“It was really an honor to have been asked by Wynton Marsalis and Dr. Aaron Flagg to join the jazz faculty over three years ago,” says Ulysses Owens, an alumnus of the first Juilliard Jazz class and now a faculty member. “It seems surreal to walk the same halls I once did as a student and now be a teacher—it’s a dream come true.” The son of a choir director and a sound engineer, Ulysses Owens Jr. was first exposed to music in church. He started playing classical piano at 8 and added classical percussion through his middle school band program. At Juilliard, he teaches Jazz Small Ensemble and works with the Alan D. Marks Center for Career Services and Entrepreneurship. Ulysses, who lives in Washington Heights, has also taught at Jacksonville University and been active with the Utah State University Caine College of Art jazz program.

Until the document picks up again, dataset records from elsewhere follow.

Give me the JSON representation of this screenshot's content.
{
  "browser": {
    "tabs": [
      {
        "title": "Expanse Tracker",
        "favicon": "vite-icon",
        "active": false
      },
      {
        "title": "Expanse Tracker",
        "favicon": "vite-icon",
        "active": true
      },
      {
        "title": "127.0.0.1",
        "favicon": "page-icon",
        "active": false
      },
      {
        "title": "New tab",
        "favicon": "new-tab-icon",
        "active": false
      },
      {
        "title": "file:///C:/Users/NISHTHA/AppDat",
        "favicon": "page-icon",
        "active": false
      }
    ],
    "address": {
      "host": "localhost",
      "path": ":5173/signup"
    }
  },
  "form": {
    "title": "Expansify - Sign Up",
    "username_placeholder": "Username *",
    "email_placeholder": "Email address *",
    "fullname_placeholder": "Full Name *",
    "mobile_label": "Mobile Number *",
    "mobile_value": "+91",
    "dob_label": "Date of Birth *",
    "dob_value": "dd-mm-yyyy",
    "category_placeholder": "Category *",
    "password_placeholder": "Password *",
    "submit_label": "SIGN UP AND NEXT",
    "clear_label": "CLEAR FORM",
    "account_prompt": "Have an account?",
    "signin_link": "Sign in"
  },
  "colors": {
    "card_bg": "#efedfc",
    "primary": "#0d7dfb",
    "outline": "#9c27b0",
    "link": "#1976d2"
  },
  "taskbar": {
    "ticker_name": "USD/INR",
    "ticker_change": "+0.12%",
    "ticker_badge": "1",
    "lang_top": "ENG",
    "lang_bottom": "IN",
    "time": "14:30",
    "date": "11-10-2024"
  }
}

Tell us about your initial Juilliard experience.
I was blessed at age 17 to be part of the Juilliard Experience, a program that allowed high school students to visit Juilliard and meet professors. I met Daniel Druckman [Pre-College ’76; BM and MM ’80, percussion; percussion chair], who heard me play and said that if I wanted to, I could—with hard work—audition for the classical department. But I didn’t love classical music. I loved jazz—the creative and improvisational elements really appealed to me. My desire has always been to express myself authentically through music, and jazz makes that possible.
You have backgrounds in classical and jazz—how was it making that transition?
The best aspect of transitioning to jazz from a classical background is my fundamental understanding of music and technique, which has given my jazz playing a distinctive approach and sound. The hardest part was having to adjust to reading more information on the page, like chord changes— jazz has so many interpretations of how to approach melody, harmony, and form. Also jazz theory is a beast, and so much more complicated than traditional harmony because it’s all about expanding your musical foundation.
Tell us about a musical mentor who most inspired you.
Mulgrew Miller, who I met at a jazz improvisation class on my first day of classes at Juilliard—September 11, 2001— was my mentor until his untimely death, in 2013. He was so integral in showing me what it takes to be a jazz musician and also how to have integrity on and off the bandstand. He was truly committed to music education and rearing the younger generation.
How do you balance performing and teaching?
It’s difficult from a logistical standpoint, but I’m always looking for new ways to remain organized. I make sure I’m constantly performing, because if I’m not, I feel I won’t be relevant to my students; I want them to feel I’m out there doing what they want to do one day.
What would people be surprised to know about you?
I have a whole other life and career in Jacksonville with my family’s nonprofit, Don’t Miss a Beat, which introduces underserved youth to the performing arts. I’m the artistic director and I go there monthly, but I’m not performing much at all as part of my duties. It’s more about meetings and fundraising. It’s a nice contrast to my life at Juilliard and NYC.
What are your nonmusic interests or hobbies?
I love writing, reading, and cooking. I am also really a foodie, and just recently got into wine, studying more about great wines and the regions they come from; I try to always pair great wine with the food I cook.
Any meal, prepared by anyone—what is it?
I would love to experience a dinner cooked by my dear friend and mentor Alexander Smalls, a NYC chef and restaurateur. I always love eating his meals because they have so much variety and reflect his love and care for those he cooks for. It would be a meal based around my diet of just seafood and vegetables.
What are you reading/listening to/watching/following?
I am watching the news—so much to see. Ha! I’m reading several books about the power of intention and also books about writing. I’m always working on being a better writer, because I have a blog, Words From U. And I’m constantly listening to new music that stretches my ears and sonic possibilities.
What would you be doing if you weren’t in this career?
I don’t know—I have other options now, but they all stem from my love and appreciation of music. Definitely still something artistic.
What question are you asked most?
People constantly ask where I’m headed next.
I’m looking forward to learning more from my amazing students, Immanuel, Kyle, Joel, Brendan, Philip and Anthony, as well as from Wynton and Dr. Flagg.